Objective Pancreatic ductal adenocarcinoma (PDAC) is an aggressive malignancy with a 5-year survival of less than 5%. Transcriptomic analysis has identified two clinically relevant molecular subtypes of PDAC: classical and basal-like. The classical subtype is characterised by a more favourable prognosis and better response to chemotherapy than the basal-like subtype. The classical subtype also expresses higher levels of lineage specifiers that regulate endodermal differentiation, including the nuclear receptor hepatocyte nuclear factor 4 alpha (HNF4 alpha). The objective of this study is to evaluate the role of HNF4 alpha, SIX4 and SIX1 in regulating the growth and molecular subtype of PDAC. Design We manipulate the expression of HNF4 alpha, SIX4 and SIX1 in multiple in vitro and in vivo PDAC models. We determine the consequences of manipulating these genes on PDAC growth, differentiation and molecular subtype using functional assays, gene expression analysis and cross-species comparisons with human datasets. Results We show that HNF4 alpha restrains tumour growth and drives tumour cells toward an epithelial identity. Gene expression analysis of murine models and human tumours shows that HNF4 alpha activates expression of genes associated with the classical subtype. HNF4 alpha also directly represses SIX4 and SIX1, two mesodermal/neuronal lineage specifiers expressed in the basal-like subtype.
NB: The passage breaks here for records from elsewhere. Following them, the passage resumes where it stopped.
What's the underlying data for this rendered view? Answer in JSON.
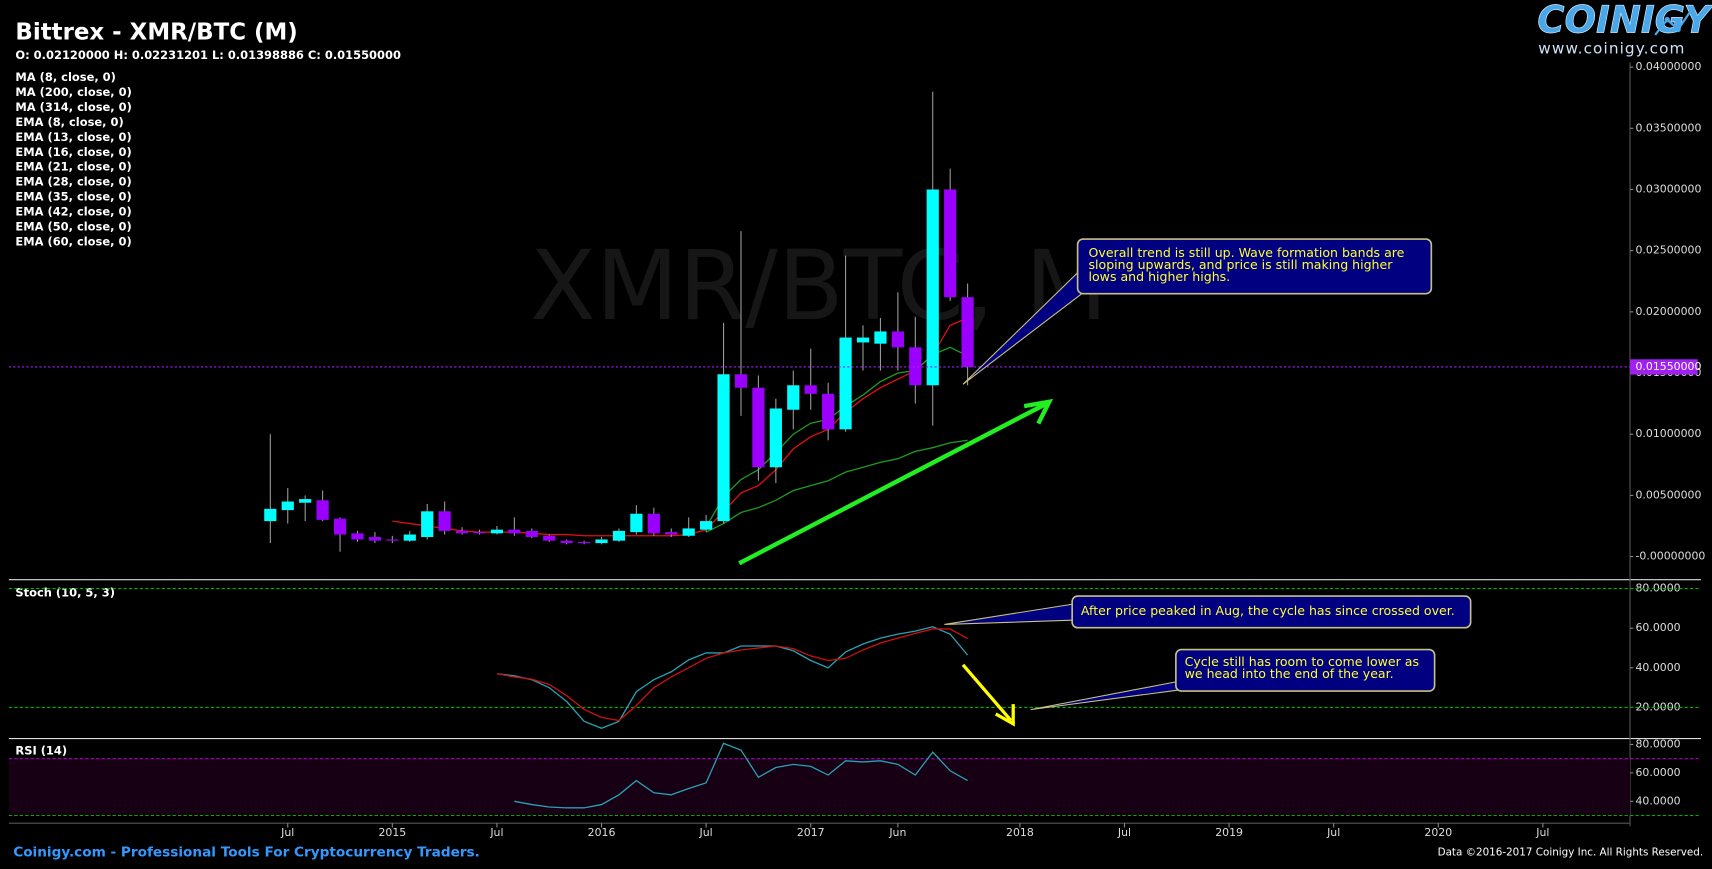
{
  "header": {
    "brand": "COINIGY",
    "url": "www.coinigy.com"
  },
  "chart_data": [
    {
      "type": "candlestick",
      "title": "Bittrex - XMR/BTC (M)",
      "subtitle": "O: 0.02120000 H: 0.02231201 L: 0.01398886 C: 0.01550000",
      "watermark": "XMR/BTC, M",
      "x": [
        "2014-06",
        "2014-07",
        "2014-08",
        "2014-09",
        "2014-10",
        "2014-11",
        "2014-12",
        "2015-01",
        "2015-02",
        "2015-03",
        "2015-04",
        "2015-05",
        "2015-06",
        "2015-07",
        "2015-08",
        "2015-09",
        "2015-10",
        "2015-11",
        "2015-12",
        "2016-01",
        "2016-02",
        "2016-03",
        "2016-04",
        "2016-05",
        "2016-06",
        "2016-07",
        "2016-08",
        "2016-09",
        "2016-10",
        "2016-11",
        "2016-12",
        "2017-01",
        "2017-02",
        "2017-03",
        "2017-04",
        "2017-05",
        "2017-06",
        "2017-07",
        "2017-08",
        "2017-09",
        "2017-10"
      ],
      "open": [
        0.0029,
        0.0038,
        0.0044,
        0.0046,
        0.0031,
        0.0019,
        0.0016,
        0.0014,
        0.0013,
        0.0016,
        0.0037,
        0.0021,
        0.002,
        0.0019,
        0.0022,
        0.0021,
        0.0017,
        0.0013,
        0.0012,
        0.0011,
        0.0013,
        0.002,
        0.0035,
        0.002,
        0.0017,
        0.0022,
        0.0029,
        0.0149,
        0.0138,
        0.0073,
        0.012,
        0.014,
        0.0133,
        0.0104,
        0.0175,
        0.0174,
        0.0184,
        0.0171,
        0.014,
        0.03,
        0.0212
      ],
      "high": [
        0.01,
        0.0056,
        0.005,
        0.0054,
        0.0032,
        0.0021,
        0.002,
        0.0017,
        0.0021,
        0.0043,
        0.0045,
        0.0024,
        0.0022,
        0.0025,
        0.0032,
        0.0023,
        0.0018,
        0.0014,
        0.0013,
        0.0016,
        0.0023,
        0.0042,
        0.004,
        0.0023,
        0.0032,
        0.0034,
        0.0191,
        0.0266,
        0.0148,
        0.0129,
        0.0152,
        0.017,
        0.0142,
        0.0246,
        0.0189,
        0.0195,
        0.0216,
        0.0196,
        0.038,
        0.0317,
        0.02231201
      ],
      "low": [
        0.0011,
        0.0027,
        0.0029,
        0.0029,
        0.0004,
        0.0012,
        0.0011,
        0.0011,
        0.0012,
        0.0014,
        0.0018,
        0.0018,
        0.0018,
        0.0018,
        0.0017,
        0.0015,
        0.0012,
        0.001,
        0.001,
        0.001,
        0.0012,
        0.0018,
        0.0017,
        0.0016,
        0.0016,
        0.002,
        0.0027,
        0.0115,
        0.0062,
        0.006,
        0.0104,
        0.012,
        0.0095,
        0.0102,
        0.0152,
        0.0152,
        0.0152,
        0.0125,
        0.0107,
        0.0209,
        0.01398886
      ],
      "close": [
        0.0039,
        0.0045,
        0.0047,
        0.003,
        0.0018,
        0.0014,
        0.0013,
        0.0013,
        0.0018,
        0.0037,
        0.0021,
        0.0019,
        0.0019,
        0.0022,
        0.0019,
        0.0016,
        0.0013,
        0.0011,
        0.0011,
        0.0014,
        0.0021,
        0.0035,
        0.0019,
        0.0018,
        0.0023,
        0.0029,
        0.0149,
        0.0138,
        0.0073,
        0.0121,
        0.014,
        0.0133,
        0.0104,
        0.0179,
        0.0179,
        0.0184,
        0.0171,
        0.014,
        0.03,
        0.0212,
        0.0155
      ],
      "up_color": "#00ffff",
      "down_color": "#9b00ff",
      "wick_color": "#9a9a9a",
      "series": [
        {
          "name": "MA (8, close, 0)",
          "color": "#e01010",
          "values": [
            null,
            null,
            null,
            null,
            null,
            null,
            null,
            0.0029,
            0.0027,
            0.0025,
            0.0023,
            0.0021,
            0.002,
            0.002,
            0.002,
            0.0019,
            0.0018,
            0.0018,
            0.0017,
            0.0017,
            0.0017,
            0.0017,
            0.0017,
            0.0017,
            0.0018,
            0.0022,
            0.0037,
            0.0052,
            0.0058,
            0.0071,
            0.0088,
            0.0098,
            0.0104,
            0.0118,
            0.0129,
            0.0138,
            0.0145,
            0.0152,
            0.0165,
            0.0189,
            0.0195
          ]
        },
        {
          "name": "MA (200, close, 0)"
        },
        {
          "name": "MA (314, close, 0)"
        },
        {
          "name": "EMA (8, close, 0)"
        },
        {
          "name": "EMA (13, close, 0)",
          "color": "#1f9a1f",
          "values": [
            null,
            null,
            null,
            null,
            null,
            null,
            null,
            null,
            null,
            null,
            null,
            null,
            null,
            null,
            null,
            null,
            null,
            null,
            null,
            null,
            null,
            null,
            null,
            null,
            null,
            0.0024,
            0.0049,
            0.0063,
            0.0071,
            0.0085,
            0.01,
            0.0109,
            0.0112,
            0.0123,
            0.0132,
            0.0143,
            0.015,
            0.0152,
            0.0165,
            0.0171,
            0.0164
          ]
        },
        {
          "name": "EMA (16, close, 0)"
        },
        {
          "name": "EMA (21, close, 0)"
        },
        {
          "name": "EMA (28, close, 0)"
        },
        {
          "name": "EMA (35, close, 0)"
        },
        {
          "name": "EMA (42, close, 0)"
        },
        {
          "name": "EMA (50, close, 0)"
        },
        {
          "name": "EMA (60, close, 0)",
          "color": "#1f9a1f",
          "values": [
            null,
            null,
            null,
            null,
            null,
            null,
            null,
            null,
            null,
            null,
            null,
            null,
            null,
            null,
            null,
            null,
            null,
            null,
            null,
            null,
            null,
            null,
            null,
            null,
            null,
            0.002,
            0.0027,
            0.0036,
            0.004,
            0.0046,
            0.0054,
            0.0058,
            0.0062,
            0.0069,
            0.0073,
            0.0077,
            0.008,
            0.0086,
            0.0089,
            0.0093,
            0.0095
          ]
        }
      ],
      "ylim": [
        -0.0018,
        0.0404
      ],
      "yticks": [
        {
          "value": 0.04,
          "label": "0.04000000"
        },
        {
          "value": 0.035,
          "label": "0.03500000"
        },
        {
          "value": 0.03,
          "label": "0.03000000"
        },
        {
          "value": 0.025,
          "label": "0.02500000"
        },
        {
          "value": 0.02,
          "label": "0.02000000"
        },
        {
          "value": 0.015,
          "label": "0.01500000"
        },
        {
          "value": 0.01,
          "label": "0.01000000"
        },
        {
          "value": 0.005,
          "label": "0.00500000"
        },
        {
          "value": 0,
          "label": "-0.00000000"
        }
      ],
      "xlim": [
        "2013-03",
        "2020-12"
      ],
      "xticks": [
        {
          "value": "2014-07",
          "label": "Jul"
        },
        {
          "value": "2015-01",
          "label": "2015"
        },
        {
          "value": "2015-07",
          "label": "Jul"
        },
        {
          "value": "2016-01",
          "label": "2016"
        },
        {
          "value": "2016-07",
          "label": "Jul"
        },
        {
          "value": "2017-01",
          "label": "2017"
        },
        {
          "value": "2017-06",
          "label": "Jun"
        },
        {
          "value": "2018-01",
          "label": "2018"
        },
        {
          "value": "2018-07",
          "label": "Jul"
        },
        {
          "value": "2019-01",
          "label": "2019"
        },
        {
          "value": "2019-07",
          "label": "Jul"
        },
        {
          "value": "2020-01",
          "label": "2020"
        },
        {
          "value": "2020-07",
          "label": "Jul"
        }
      ],
      "last_price": {
        "value": 0.0155,
        "label": "0.01550000",
        "color": "#a020f0"
      }
    },
    {
      "type": "line",
      "title": "Stoch (10, 5, 3)",
      "x": [
        "2015-07",
        "2015-08",
        "2015-09",
        "2015-10",
        "2015-11",
        "2015-12",
        "2016-01",
        "2016-02",
        "2016-03",
        "2016-04",
        "2016-05",
        "2016-06",
        "2016-07",
        "2016-08",
        "2016-09",
        "2016-10",
        "2016-11",
        "2016-12",
        "2017-01",
        "2017-02",
        "2017-03",
        "2017-04",
        "2017-05",
        "2017-06",
        "2017-07",
        "2017-08",
        "2017-09",
        "2017-10"
      ],
      "series": [
        {
          "color": "#2aa0b4",
          "values": [
            37,
            36,
            34,
            30,
            23,
            13,
            9.5,
            13,
            28,
            34,
            38,
            44,
            47.5,
            47.5,
            51,
            51,
            51,
            48.6,
            43.7,
            40,
            48,
            52,
            55,
            57,
            58.5,
            60.7,
            57,
            46.4
          ]
        },
        {
          "color": "#cc1111",
          "values": [
            37,
            35.4,
            34.3,
            31.6,
            26,
            19,
            15,
            13.4,
            21,
            30,
            35.4,
            40,
            44.8,
            47.5,
            49,
            50,
            51,
            49.7,
            46,
            43.7,
            44.8,
            49,
            52.5,
            55,
            57.4,
            59.6,
            59.6,
            54.7
          ]
        }
      ],
      "levels": [
        80,
        20
      ],
      "level_colors": [
        "#00b000",
        "#00b000"
      ],
      "ylim": [
        4.6,
        83.9
      ],
      "yticks": [
        {
          "value": 80,
          "label": "80.0000"
        },
        {
          "value": 60,
          "label": "60.0000"
        },
        {
          "value": 40,
          "label": "40.0000"
        },
        {
          "value": 20,
          "label": "20.0000"
        }
      ]
    },
    {
      "type": "line",
      "title": "RSI (14)",
      "x": [
        "2015-08",
        "2015-09",
        "2015-10",
        "2015-11",
        "2015-12",
        "2016-01",
        "2016-02",
        "2016-03",
        "2016-04",
        "2016-05",
        "2016-06",
        "2016-07",
        "2016-08",
        "2016-09",
        "2016-10",
        "2016-11",
        "2016-12",
        "2017-01",
        "2017-02",
        "2017-03",
        "2017-04",
        "2017-05",
        "2017-06",
        "2017-07",
        "2017-08",
        "2017-09",
        "2017-10"
      ],
      "series": [
        {
          "color": "#2aa0b4",
          "values": [
            40,
            37.7,
            36,
            35.4,
            35.4,
            37.7,
            44.6,
            54.6,
            46,
            44.6,
            49,
            53,
            80.8,
            76,
            56.9,
            63.8,
            66,
            64.6,
            58.5,
            68.5,
            67.7,
            68.5,
            66,
            58.5,
            74.6,
            61.5,
            54.6
          ]
        }
      ],
      "levels": [
        70,
        30
      ],
      "level_colors": [
        "#b000c0",
        "#00b000"
      ],
      "band_color": "#170014",
      "ylim": [
        27.7,
        83.8
      ],
      "yticks": [
        {
          "value": 80,
          "label": "80.0000"
        },
        {
          "value": 60,
          "label": "60.0000"
        },
        {
          "value": 40,
          "label": "40.0000"
        }
      ]
    }
  ],
  "annotations": [
    {
      "lines": [
        "Overall trend is still up.  Wave formation bands are",
        "sloping upwards, and price is still making higher",
        "lows and higher highs."
      ]
    },
    {
      "lines": [
        "After price peaked in Aug, the cycle has since crossed over."
      ]
    },
    {
      "lines": [
        "Cycle still has room to come lower as",
        "we head into the end of the year."
      ]
    }
  ],
  "footer": {
    "left": "Coinigy.com - Professional Tools For Cryptocurrency Traders.",
    "right": "Data ©2016-2017 Coinigy Inc. All Rights Reserved."
  }
}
Finally, SIX4 and SIX1 drive proliferation and regulate differentiation in HNF4 alpha-negative PDAC. Conclusion Our data show that HNF4 alpha regulates the growth and molecular subtype of PDAC by multiple mechanisms, including activation of the classical gene expression programme and repression of SIX4 and SIX1, which may represent novel dependencies of the basal-like subtype.

Automated summary

The study found that HNF4α regulates the growth and molecular subtype of PDAC by activating the classical gene expression program and repressing SIX4 and SIX1.